Tres meses después, una nueva cerca rodeaba la acería. Tenía seis metros de altura, y los tres primeros eran de hormigón y a prueba de balas y acero. La alambrada superior estaba conectada a potentes generadores. A intervalos de treinta metros se alzaban torrecillas giratorias de acero y cristal a prueba de balas, desde donde vigilaban sin cesar los centinelas armados de siniestras ametralladoras.
Dentro de la cerca, sobre un inmenso muelle de hormigón armado, se construía la máquina espacial.

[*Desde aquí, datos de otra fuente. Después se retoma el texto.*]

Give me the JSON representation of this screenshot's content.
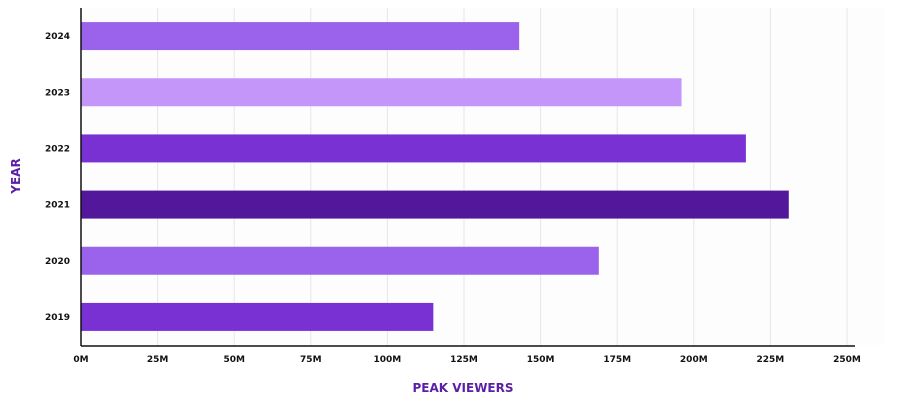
{
  "chart_data": {
    "type": "bar",
    "orientation": "horizontal",
    "categories": [
      "2024",
      "2023",
      "2022",
      "2021",
      "2020",
      "2019"
    ],
    "values": [
      143,
      196,
      217,
      231,
      169,
      115
    ],
    "value_unit": "M",
    "xlabel": "PEAK VIEWERS",
    "ylabel": "YEAR",
    "xlim": [
      0,
      250
    ],
    "x_ticks": [
      "0M",
      "25M",
      "50M",
      "75M",
      "100M",
      "125M",
      "150M",
      "175M",
      "200M",
      "225M",
      "250M"
    ],
    "grid": "vertical",
    "bar_colors": [
      "#9b63ec",
      "#c496fa",
      "#7a31d4",
      "#52179b",
      "#9b63ec",
      "#7a31d4"
    ]
  }
}
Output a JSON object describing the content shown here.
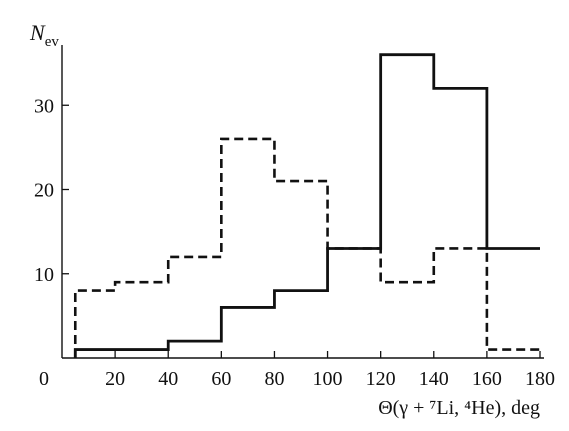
{
  "chart_data": {
    "type": "line",
    "step": true,
    "ylabel_main": "N",
    "ylabel_sub": "ev",
    "xlabel": "Θ(γ + ⁷Li, ⁴He), deg",
    "xlim": [
      0,
      180
    ],
    "ylim": [
      0,
      40
    ],
    "x_ticks": [
      0,
      20,
      40,
      60,
      80,
      100,
      120,
      140,
      160,
      180
    ],
    "y_ticks": [
      10,
      20,
      30
    ],
    "grid": false,
    "series": [
      {
        "style": "solid",
        "bin_edges": [
          5,
          40,
          60,
          80,
          100,
          120,
          140,
          160,
          180
        ],
        "values": [
          1,
          2,
          6,
          8,
          13,
          36,
          32,
          13
        ]
      },
      {
        "style": "dashed",
        "bin_edges": [
          5,
          20,
          40,
          60,
          80,
          100,
          120,
          140,
          160,
          180
        ],
        "values": [
          8,
          9,
          12,
          26,
          21,
          13,
          9,
          13,
          1
        ]
      }
    ]
  }
}
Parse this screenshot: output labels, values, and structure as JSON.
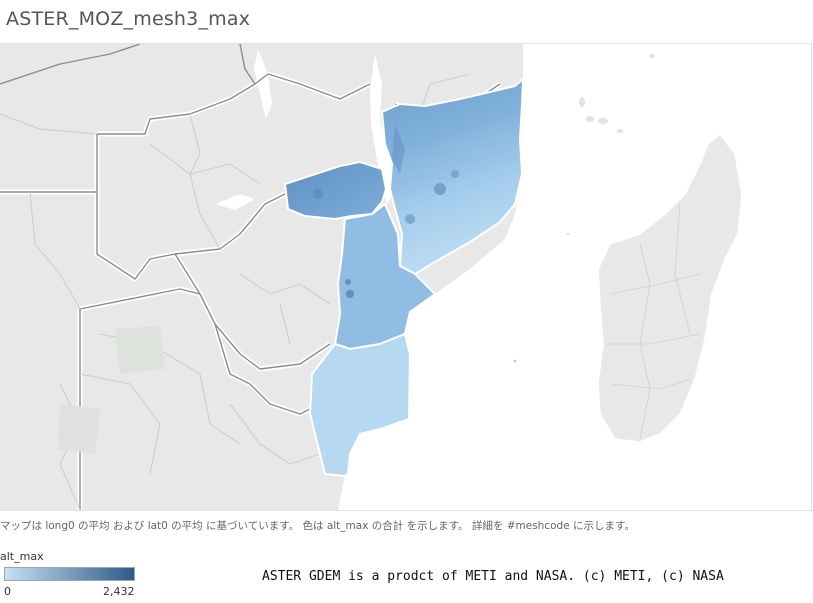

El casco ya estaba terminado. Era una hazaña sin precedentes de la ingeniería, una esfera colosal de casi ciento cincuenta metros de diámetro, a cuyo lado parecían insignificantes los ejércitos de altos hornos que la flanqueaban. La cimera de su casco gris se veía a muchos kilómetros a la redonda desde las suaves colinas de Pennsylvania que ahora, en marzo, lucían el verdor de la última primavera de la tierra.
No obstante, quedaba mucho por hacer para el equipamiento del interior, mediante el cual se mantendría indefinidamente la vida humana en el vacío sin sol. El tubo-motor, que aplicaría el efecto ómicron de Foster Ross para propulsar la máquina, aún no estaba perfeccionado y constituía el mayor problema.
—Lo demás estará terminado dentro de un mes —le prometió Foster a Barron Kane un ventoso día de primavera—. Pero no servirá de nada si el tubo-motor no funciona. ¡Un millón de toneladas de acero y cristal! No tenemos medios para moverlo ni un centímetro, a menos...
Se hallaban en una habitación de la enfermería, desde cuyas ventanas el paciente podía contemplar la tremenda esfera de acero pintada de gris, que se destacaba sobre las colinas verde claro y bajo el cielo agitado por el viento.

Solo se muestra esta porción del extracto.